Here are a few cheap tricks to take the stress off enjoying your ride.
Wipe Your Baby
This may sound un-macho for male motorcyclists but having a pack of wet wipes around is an essential part of motorcyling.
There you are, having parked your bike at a roadside café under the tree, only to return to having big white splotches with green bits for variety on the seat and bike. We’re talking about guano. And of course, there’s no source of high pressure water around. Surely you won't be wiping it with the sleeves of your Dainese suit, right?
Wet wipes. They're easy to keep handy and can give your riding gear (especially those made of leather) a wipe down of road grime and insect guts. You could also wipe a dirty windshield and headlights with them.
Threading on the News
You could always dry out your wet boots or shoes by leaving them under the fan at home, but what if you were riding far out?
Newspapers are absorbent and the easiest items to use to dry out your boots. Pick up the day’s newspaper then ball up the pages and stuff them into your boots, changing them after dinner or when you get up for a late night visit to the throne. The boots should be just damp by morning, if not fully dry. The hairdryer should dry them out further.
Stuffing newspapers into your boots could also be done when storing your boots for a long time, helping them to maintain their shape.
One heck of a way to revenge against the news trash that upsets you.
The mounts and locks for motorcycle luggage systems have already improved over their predecessors, but prudence says they should be secured further. You could unknowingly sideswipe traffic on the way to your holiday and find you’ve trailed your underwear for kilometres behind you.
Using inexpensive book straps you’d find in stationery stores would be good enough; or everyone’s favourite bungee cords; but the best are wide tie-down straps. Route the straps around each box, through their handle and tie off to the grabrail of the bike, to keep the boxes fully closed and thereby creating an extra anchor point.
Hate lugging your helmet all around the place when you’ve parked up?
Buy yourself a good bicycle lock, loop it around the helmet’s chinbar and a part of the bike where the chain can’t be slipped off. It’s not foolproof, but thieves look for easy targets. Works on full-faced helmets only.
Have a Tie Ready
Having a small pack of zip (cable) ties ready under the seat makes great sense. You’ll never know if something falls off or comes lose during your ride.
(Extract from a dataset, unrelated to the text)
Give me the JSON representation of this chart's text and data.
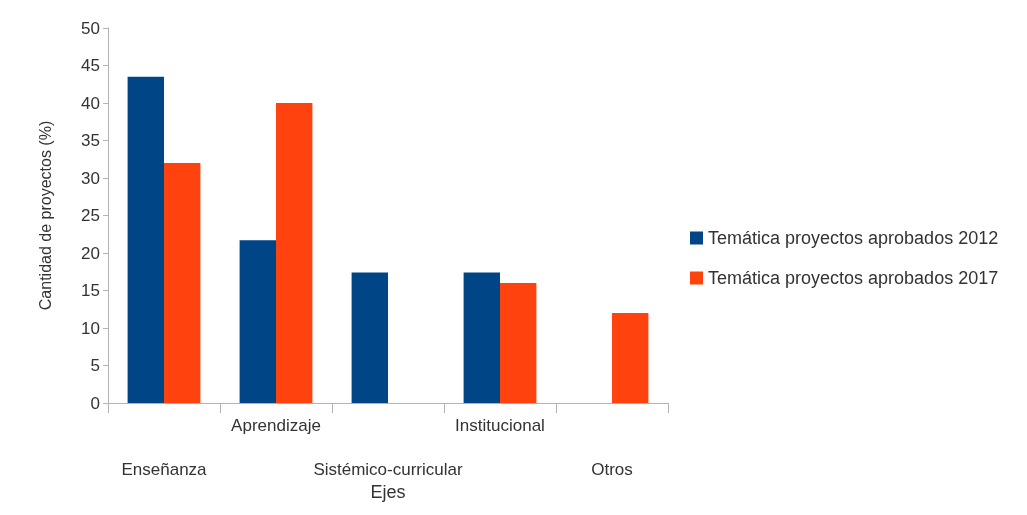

You could join the ties to make a bigger one, so having short ones should be of little concern.
Bag it Up
I've sampled many bikes in the market but almost none could stop water from being splashed up from the tyre underneath into the under seat compartment, which means there’s always dirt deposited when it dries up.
So, just drop the tool bag, cable ties or whatever you have into a sturdy plastic bag, waterproof bag or a ziplock bag and stow the whole shebang under the seat.
It should more be appropriately described as rain-proofing without a rainsuit.
Yeah, yeah, I know. There are those among us who shun rainsuits with the same intensity of despising Bieber. Riding with the jacket’s thermal layer in all the time is too hot, on the other hand. So how do you do it?
Fold a large black (or whichever colour you like) garbage bag and store it under your seat. Cut off the top and shoulders, poke your head and arms through, and finally, wear your jacket over it.
Having a garbage bag under the seat has an added bonus. It may serve to cover your soft luggage should you choose not to use it as a rainsuit.
There’s Always Time for Lubricants!
Keeping your chain lubed is a no-brainer and should be done every 400km or so. So keeping track isn’t so difficult, since most motorcycles with 15 to 20-litre fuel tanks return 200 to 300 kilometre ranges respectively.
A small can of chain lube can be stored under the seat on every trip.